In a somewhat related event, the Venice Commission, the Council of Europe’s advisory body on constitutional issues, recently leaked a report about the controversial fourth amendment to the Hungarian constitution. According to an article in the Wall Street Journal, a Venice Commission spokeswoman confirmed that the “draft assessment…was published due to human error and taken off the site after a few hours.” The spokeswoman went on to explain that the draft does not yet reflect the official opinion of the commission as it has not yet been discussed and amended, which presumably will take place on June 14-15 during the commission’s plenary session in Venice.
The WSJ article went on to say that the fourth amendment “[contradicts] Hungary’s basic law and international standards.” One blogger, who translated a report from Népszava, stated:
“The Commission, unlike in other cases, doesn’t even bother to make suggestions that would perhaps remedy some of their objections. Rather, they indicate that the whole thing is unacceptable. It has to be abrogated. Thrown out.”
Among other things, the fourth amendment, ratified by the Hungarian parliament on March 12 despite protestations, would nullify about 20 years of Constitutional Court decisions. So here we are again facing a form of censorship, perhaps the most serious to date during the current Orbán administration.

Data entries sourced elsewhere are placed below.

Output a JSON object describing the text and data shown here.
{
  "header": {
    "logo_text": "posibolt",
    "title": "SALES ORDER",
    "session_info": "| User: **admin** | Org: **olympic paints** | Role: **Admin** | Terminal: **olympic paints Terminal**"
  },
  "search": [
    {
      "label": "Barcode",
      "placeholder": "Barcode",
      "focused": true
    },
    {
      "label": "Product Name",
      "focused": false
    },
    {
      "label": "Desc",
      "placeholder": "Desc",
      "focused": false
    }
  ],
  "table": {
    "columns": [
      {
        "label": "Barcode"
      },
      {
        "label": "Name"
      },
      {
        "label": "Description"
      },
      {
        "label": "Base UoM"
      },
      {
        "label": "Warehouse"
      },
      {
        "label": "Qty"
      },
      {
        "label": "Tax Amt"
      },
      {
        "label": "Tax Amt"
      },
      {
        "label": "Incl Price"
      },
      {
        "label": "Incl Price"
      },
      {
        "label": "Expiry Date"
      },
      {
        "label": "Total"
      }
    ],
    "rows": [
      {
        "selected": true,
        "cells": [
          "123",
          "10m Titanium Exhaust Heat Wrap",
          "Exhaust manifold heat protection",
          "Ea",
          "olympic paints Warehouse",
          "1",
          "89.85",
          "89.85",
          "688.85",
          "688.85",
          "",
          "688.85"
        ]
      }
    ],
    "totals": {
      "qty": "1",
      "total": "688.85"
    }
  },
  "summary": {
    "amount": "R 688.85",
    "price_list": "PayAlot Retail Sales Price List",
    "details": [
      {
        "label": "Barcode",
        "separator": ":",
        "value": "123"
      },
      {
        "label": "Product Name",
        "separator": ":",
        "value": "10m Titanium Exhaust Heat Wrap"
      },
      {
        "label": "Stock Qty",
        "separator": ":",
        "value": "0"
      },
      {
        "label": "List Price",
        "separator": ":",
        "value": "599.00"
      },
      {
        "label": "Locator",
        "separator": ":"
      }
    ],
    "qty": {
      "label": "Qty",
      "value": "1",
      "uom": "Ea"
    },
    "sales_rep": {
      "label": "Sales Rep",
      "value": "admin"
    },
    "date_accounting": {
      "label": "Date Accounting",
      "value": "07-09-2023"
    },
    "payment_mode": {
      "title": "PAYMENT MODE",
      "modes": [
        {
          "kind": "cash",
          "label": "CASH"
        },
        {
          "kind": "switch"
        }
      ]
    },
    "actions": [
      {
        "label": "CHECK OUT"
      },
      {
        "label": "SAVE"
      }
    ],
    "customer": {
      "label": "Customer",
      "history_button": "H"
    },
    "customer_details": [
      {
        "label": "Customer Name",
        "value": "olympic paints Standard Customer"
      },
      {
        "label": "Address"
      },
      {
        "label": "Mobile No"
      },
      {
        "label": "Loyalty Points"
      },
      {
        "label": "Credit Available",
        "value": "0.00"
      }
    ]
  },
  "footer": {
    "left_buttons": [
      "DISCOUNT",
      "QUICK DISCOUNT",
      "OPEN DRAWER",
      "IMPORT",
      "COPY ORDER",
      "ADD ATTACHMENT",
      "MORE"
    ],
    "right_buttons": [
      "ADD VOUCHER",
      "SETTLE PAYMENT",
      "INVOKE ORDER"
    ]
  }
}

So what originally started with the creation of an over-arching media council has now developed into erasing two decades of judicial experience and wisdom. Moreover, it has developed into banning public consumption of vital judicial hearing, as in the case of Miklós Hagyó, Tünde Handó, and the Constitutional Court.
While many critics of Prime Minister Orbán and his lapdogs let fly accusatory cries of “Dictator!” or even better “Viktator!” I don’t entirely agree. This is simply political power play. Prime Minister Orbán and his entourage are ensnaring and sacrificing much of the Hungarian pawns in order to better place the Fidesz bishops and knights. And they have played the board quite well. The opposition in Hungary is disorganized and weak, unable to produce any sort of defense or counter attack. What the major Fidesz players do not seem to regard highly, though, are the opinions of those who are watching the match. They are the grandmasters. They are waiting for their turn to sit at the table. Unfortunately though, while they are waiting to play the rest of Hungary is driven like cattle into the visionary direction of a few. Evidence of history repeating itself, I suppose.